Please choose one group and register for that on arrival
Participants will be invited to work in small groups led by Morit, Penny and Yeva in order to develop insights into the wider dynamics of eating disorders and the kinds of therapeutic interventions you might be able to offer.
Group 1: Led by Yeva Feldman
Finding My Body, Finding Myself: Exploring Key Themes for Recovery
In this workshop, participants will be invited to experience an embodied relational group approach. This will focus on key themes emerging from practice-based research with individuals with Anorexia Nervosa. Themes will include expression of aggression, creative play, true selves, freedom and release, positive affect and support, and body image. Experiencing spontaneous, free and authentic movement and creative play can bypass the rigid bodily control and resistance that is characteristic of anorexia. These experiences generate positive feelings and pleasure, strengthening somatic resources and body image. This session will give participants an experience of working in a movement relationship and its impact on body image.

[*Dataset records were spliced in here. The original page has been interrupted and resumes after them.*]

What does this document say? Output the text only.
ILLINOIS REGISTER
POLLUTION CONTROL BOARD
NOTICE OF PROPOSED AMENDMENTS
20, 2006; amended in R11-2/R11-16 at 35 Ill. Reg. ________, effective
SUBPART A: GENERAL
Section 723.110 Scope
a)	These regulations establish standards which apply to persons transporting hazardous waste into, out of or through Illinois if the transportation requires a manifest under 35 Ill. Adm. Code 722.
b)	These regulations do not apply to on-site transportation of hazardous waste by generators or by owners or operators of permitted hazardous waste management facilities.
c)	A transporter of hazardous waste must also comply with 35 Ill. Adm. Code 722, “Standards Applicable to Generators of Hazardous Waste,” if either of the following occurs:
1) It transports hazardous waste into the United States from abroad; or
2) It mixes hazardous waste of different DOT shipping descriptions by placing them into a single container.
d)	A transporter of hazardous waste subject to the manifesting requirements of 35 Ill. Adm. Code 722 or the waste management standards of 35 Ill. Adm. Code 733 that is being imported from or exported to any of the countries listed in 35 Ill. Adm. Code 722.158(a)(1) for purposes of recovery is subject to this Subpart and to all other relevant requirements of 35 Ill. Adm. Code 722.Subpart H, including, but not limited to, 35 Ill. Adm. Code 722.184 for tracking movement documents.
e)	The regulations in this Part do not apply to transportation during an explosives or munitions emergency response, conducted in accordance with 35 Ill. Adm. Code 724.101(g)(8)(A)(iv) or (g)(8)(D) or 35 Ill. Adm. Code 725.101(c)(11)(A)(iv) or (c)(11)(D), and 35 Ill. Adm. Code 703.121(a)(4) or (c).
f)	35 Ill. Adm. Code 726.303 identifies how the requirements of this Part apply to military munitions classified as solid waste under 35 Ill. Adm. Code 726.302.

Group 2: Led by Morit Heitzler
Listening with the Body: Engaging with Un-Healthy Eating Patterns through Somatic Countertransference
Un-healthy or self-harming eating patterns often represent a part in the psyche that has not been able to find expression in any other way. Approaching this part and the distress it carries using verbal and cognitive communication alone, is rarely sufficient. In therapy, we need to be present and available to engage with the Body: both with the client’s body which carries scars of traumatic imprints, as well as with our own bodies, that pick up the subliminal, pre-verbal and unconscious aspects of the client’s story via our mirror neurons and other body-mind processes. How do we make sense of the body’s signals and access this subtle, significant form of communication? How do we process the inherent experiences of our body-mind in ways that prove useful and transformative?
This workshop will aim to address these questions and various other related issues through an integration of theoretical discussion and experiential exercises.